Remember the West Wing episode in which the President caught a lot of flack for saying something controversial to a reporter when he thought the mike was off? Only it wasn’t a mistake – he did it on purpose?
I’m thinking Rand Paul did the same sort of thing on Rachel Maddow.
Let me set the stage here. After the 2008 election, statisticians took a good look at the election results, county by county, and compared them with the 2004 race. They found that most of the country gave Obama more support than Kerry had gotten in 2004, which is unsurprising since Obama won and Kerry lost. But there is a particular part of the country where Obama actually lost ground, relative to Kerry. That zone runs from West Virginia, down the Appalachians through Kentucky and Tennessee, and then across the river into Arkansas and Oklahoma. In other words, the economically depressed areas filled with white racists didn’t like having a black president.

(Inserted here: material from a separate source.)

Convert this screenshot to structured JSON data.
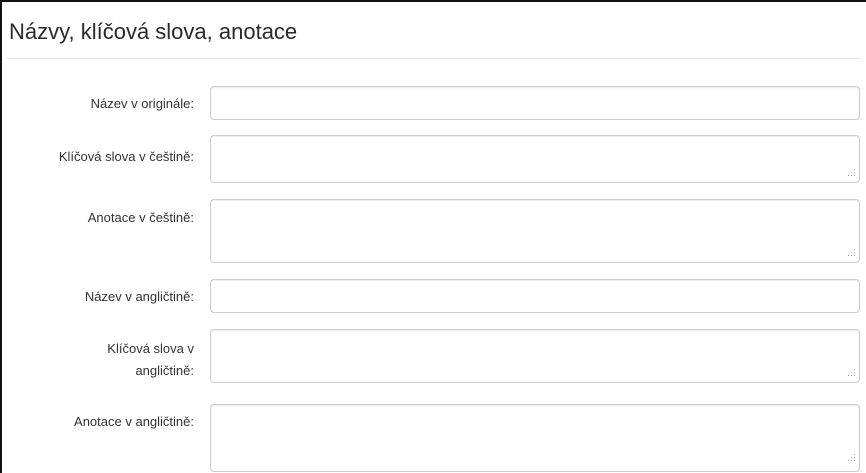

The epicenter of that we-hate-Obama belt is in Tennessee. Kentucky, right next door, was also really bad for Obama – he lost Kentucky by almost 300,000 votes, one of his five or six worst states.
Everybody is bellowing that Rand Paul blew it on the Maddow show. I don’t think he did. I think he signalled to his true supporters – the gigantic racist vote in Kentucky – that he is one of them. That was no mistake: it was a perfect reflection of his own views, as well as those of his father, who argued six years ago that the federal government was wrong to prevent private businesses from discriminating against minorities. He is emitting an endless series of explanations, not to clarify his views, but to keep his name out there front and center – to remind his true followers that he is still one of them.
And Paul’s latest policy statement on BP is also in keeping with that. BP is a foreign company that has inflicted incredible disaster on the American economy, but Rand Paul is insisting that Obama is “un-American” for criticizing BP. In other words, Obama the blameless American leader is more un-American than the foreign folks who turned Louisiana into a toxic waste dump.
Or, to break the Rand Paul code, “Kenya” is more un-American than “Britain”, because “black” is more un-American than “white”.
“I am still one of you! I’m still a racist! I’m not going to go Hollywood on you!”
The media people think they’re hurting Paul when they label him an extremist. Au contraire: every time they say it, he wins more supporters in the only place he cares about, Kentucky. The fact that the other 49 states think he’s Lester Maddox elicits only amused indifference in him.
All Republicans know by now that tangling with Rachel Maddow and her ninja-like research staff is like hanging a curveball on Albert Pujols: you make the slightest mistake and he will give the ball a ride all the way to the Mississippi River. So Rand Paul had nothing to gain and everything to lose by going on Maddow’s show, deep in enemy territory on MSNBC: unless Paul intended to make a “mistake” on purpose.